Published: | Updated: August 28, 2020;

Definition - What does Outer Diameter (OD) mean?

The outer diameter (OD) of a hollow circular pipe is the measurement of the outside edges of the pipe passing through its center. The outer diameter of a pipe, together with its wall thickness, are essential to inside diameter calculations.

The outer diameter of a pipe should not be confused with the nominal diameter. Nominal diameter is a dimensionless number that defines the size of the pipe, while the corresponding outer diameter is usually a bit larger.

For example, for a 4” schedule 80 pipe, 4” is the nominal size of the pipe, while the actual outer diameter is 4.5”. Unlike the inner diameter, the pipe’s outer diameter is not dependent on its thickness.

Outer diameter is also known as outside diameter or external diameter.

Trenchlesspedia explains Outer Diameter (OD)

outer diameter

In trenchless construction, the outer diameter of a pipe is crucial for installation techniques requiring boring, such as horizontal directional drilling (HDD), pipe jacking, and microtunneling. In HDD operations, the outer diameter of the pipe is an important factor to determine the size of the back reamer used to enlarge the pilot hole. The reamer makes a hole at least 50% larger than the outer diameter of the product pipe to accommodate pulling grips, facilitate spoil removal, and to prevent excessive pulling force.
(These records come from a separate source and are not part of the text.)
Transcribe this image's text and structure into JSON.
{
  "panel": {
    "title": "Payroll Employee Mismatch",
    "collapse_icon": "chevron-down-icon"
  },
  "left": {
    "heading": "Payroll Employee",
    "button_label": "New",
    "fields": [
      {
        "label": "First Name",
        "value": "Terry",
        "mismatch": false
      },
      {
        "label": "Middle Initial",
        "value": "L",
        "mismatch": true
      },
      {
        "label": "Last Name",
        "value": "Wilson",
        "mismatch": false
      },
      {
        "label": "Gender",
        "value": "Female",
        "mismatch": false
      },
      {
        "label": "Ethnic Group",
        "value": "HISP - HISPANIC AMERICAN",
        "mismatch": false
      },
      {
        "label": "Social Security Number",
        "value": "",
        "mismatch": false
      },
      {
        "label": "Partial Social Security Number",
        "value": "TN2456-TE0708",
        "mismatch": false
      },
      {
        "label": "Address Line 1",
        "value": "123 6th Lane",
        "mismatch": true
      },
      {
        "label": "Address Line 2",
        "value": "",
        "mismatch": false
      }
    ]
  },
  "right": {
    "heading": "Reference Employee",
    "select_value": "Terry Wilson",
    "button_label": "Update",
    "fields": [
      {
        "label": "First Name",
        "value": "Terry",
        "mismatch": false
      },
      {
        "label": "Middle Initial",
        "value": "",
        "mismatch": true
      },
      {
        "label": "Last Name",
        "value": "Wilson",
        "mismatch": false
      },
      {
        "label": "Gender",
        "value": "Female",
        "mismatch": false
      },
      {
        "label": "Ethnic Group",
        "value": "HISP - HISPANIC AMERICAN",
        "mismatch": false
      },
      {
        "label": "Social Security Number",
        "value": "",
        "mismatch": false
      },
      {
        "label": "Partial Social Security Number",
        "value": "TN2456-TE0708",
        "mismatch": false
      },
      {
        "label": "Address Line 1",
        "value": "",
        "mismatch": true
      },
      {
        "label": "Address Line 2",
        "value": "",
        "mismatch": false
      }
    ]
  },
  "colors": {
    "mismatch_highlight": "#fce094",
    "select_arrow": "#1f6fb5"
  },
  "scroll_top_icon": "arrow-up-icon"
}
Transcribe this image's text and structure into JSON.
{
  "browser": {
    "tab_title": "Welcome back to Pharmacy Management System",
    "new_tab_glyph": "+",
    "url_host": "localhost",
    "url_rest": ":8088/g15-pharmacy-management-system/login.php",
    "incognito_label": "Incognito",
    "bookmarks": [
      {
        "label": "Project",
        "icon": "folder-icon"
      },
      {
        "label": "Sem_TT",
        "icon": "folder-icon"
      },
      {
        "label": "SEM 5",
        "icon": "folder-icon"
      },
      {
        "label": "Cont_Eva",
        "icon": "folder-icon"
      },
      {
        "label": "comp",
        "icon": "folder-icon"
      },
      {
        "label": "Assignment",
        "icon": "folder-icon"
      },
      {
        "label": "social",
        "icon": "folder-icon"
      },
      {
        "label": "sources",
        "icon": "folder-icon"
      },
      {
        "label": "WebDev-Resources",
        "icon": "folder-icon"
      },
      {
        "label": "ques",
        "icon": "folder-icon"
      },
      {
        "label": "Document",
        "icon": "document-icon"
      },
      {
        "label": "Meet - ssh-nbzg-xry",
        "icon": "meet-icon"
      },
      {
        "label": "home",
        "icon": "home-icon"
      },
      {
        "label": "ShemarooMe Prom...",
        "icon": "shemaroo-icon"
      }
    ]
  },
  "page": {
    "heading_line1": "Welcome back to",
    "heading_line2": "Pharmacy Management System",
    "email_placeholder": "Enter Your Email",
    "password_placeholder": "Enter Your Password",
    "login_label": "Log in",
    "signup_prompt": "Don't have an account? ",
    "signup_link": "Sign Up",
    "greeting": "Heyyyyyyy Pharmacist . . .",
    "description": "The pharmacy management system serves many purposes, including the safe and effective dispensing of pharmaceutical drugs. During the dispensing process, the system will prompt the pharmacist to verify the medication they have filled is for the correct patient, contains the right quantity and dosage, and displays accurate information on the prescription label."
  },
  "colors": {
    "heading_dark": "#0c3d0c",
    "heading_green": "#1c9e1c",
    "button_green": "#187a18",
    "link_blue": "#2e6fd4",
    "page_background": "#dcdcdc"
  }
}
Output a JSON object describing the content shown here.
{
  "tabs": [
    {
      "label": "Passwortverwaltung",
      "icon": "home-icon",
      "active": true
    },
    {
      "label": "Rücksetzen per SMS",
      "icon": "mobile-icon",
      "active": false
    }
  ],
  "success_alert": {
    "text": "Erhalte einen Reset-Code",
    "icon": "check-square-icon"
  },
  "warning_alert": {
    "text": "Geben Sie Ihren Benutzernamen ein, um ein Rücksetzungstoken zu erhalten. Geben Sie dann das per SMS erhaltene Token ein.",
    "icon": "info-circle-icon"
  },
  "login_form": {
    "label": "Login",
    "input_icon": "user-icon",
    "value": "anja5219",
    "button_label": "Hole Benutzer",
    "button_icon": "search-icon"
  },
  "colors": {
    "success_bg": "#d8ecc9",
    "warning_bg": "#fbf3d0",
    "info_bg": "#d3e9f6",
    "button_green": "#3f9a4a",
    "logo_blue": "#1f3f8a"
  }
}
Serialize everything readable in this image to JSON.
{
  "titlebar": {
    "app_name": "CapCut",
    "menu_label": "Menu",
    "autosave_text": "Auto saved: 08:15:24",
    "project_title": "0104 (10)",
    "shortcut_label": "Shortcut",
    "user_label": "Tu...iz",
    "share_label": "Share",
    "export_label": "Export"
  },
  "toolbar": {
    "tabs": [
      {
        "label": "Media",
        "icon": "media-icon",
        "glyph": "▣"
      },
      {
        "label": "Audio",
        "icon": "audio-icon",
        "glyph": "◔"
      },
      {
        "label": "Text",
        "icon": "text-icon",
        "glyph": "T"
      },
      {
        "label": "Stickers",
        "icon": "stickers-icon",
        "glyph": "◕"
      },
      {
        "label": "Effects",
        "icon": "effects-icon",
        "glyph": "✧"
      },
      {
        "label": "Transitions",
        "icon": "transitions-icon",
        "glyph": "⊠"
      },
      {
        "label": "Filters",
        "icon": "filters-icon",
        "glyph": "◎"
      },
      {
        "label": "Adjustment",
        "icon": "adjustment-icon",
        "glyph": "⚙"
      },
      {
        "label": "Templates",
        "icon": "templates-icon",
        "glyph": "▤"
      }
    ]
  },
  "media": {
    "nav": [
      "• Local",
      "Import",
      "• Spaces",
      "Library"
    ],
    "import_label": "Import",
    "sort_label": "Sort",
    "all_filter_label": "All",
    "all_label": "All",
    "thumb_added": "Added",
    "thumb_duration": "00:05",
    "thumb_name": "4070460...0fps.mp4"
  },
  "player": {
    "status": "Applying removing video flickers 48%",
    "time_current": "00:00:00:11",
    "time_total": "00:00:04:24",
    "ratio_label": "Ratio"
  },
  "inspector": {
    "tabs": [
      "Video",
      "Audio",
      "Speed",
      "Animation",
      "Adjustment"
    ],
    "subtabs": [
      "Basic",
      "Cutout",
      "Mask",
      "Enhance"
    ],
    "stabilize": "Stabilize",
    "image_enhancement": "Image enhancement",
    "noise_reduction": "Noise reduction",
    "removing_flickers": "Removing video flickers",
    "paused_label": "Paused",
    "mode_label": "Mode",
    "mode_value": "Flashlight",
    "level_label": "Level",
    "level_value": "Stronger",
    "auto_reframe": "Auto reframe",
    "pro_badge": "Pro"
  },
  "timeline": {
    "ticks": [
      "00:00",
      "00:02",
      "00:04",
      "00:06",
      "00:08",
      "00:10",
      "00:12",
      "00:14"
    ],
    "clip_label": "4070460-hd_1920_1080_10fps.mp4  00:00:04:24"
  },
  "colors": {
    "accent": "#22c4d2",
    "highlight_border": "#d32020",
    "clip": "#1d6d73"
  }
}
In trenchless rehabilitation methods also, such as fold and form liners, sliplining, etc. the outer diameter is an important factor. The outer diameter for fold and form liner is approx. 5% lesser than the bore diameter of the pipe. For a successful sliplining operation, a minimum radial clearance of 10mm is required. For this, the OD of the new pipe should be lesser than the inner diameter (ID) of the host pipe.

Using NPS to Calculate OD

The nominal pipe size (NPS) can be used to calculate the required OD and pipe strength for installing pipelines using trenchless methods since these methods require pulling the pipes through boreholes. The size of a pipe is specified by using two dimensionless numbers i.e. NPS for diameter and schedule for wall thickness.

NPS can be stated to be similar to the inside diameter (ID) in inches for NPS 1/8 to 12. The NPS is considered equal to OD when NPS is 14 or greater. The wall thickness stays constant or increases while the OD increases with increasing NPS, for a given schedule; however; the wall thickness increases and OD stays constant with a larger schedule, for a given NPS.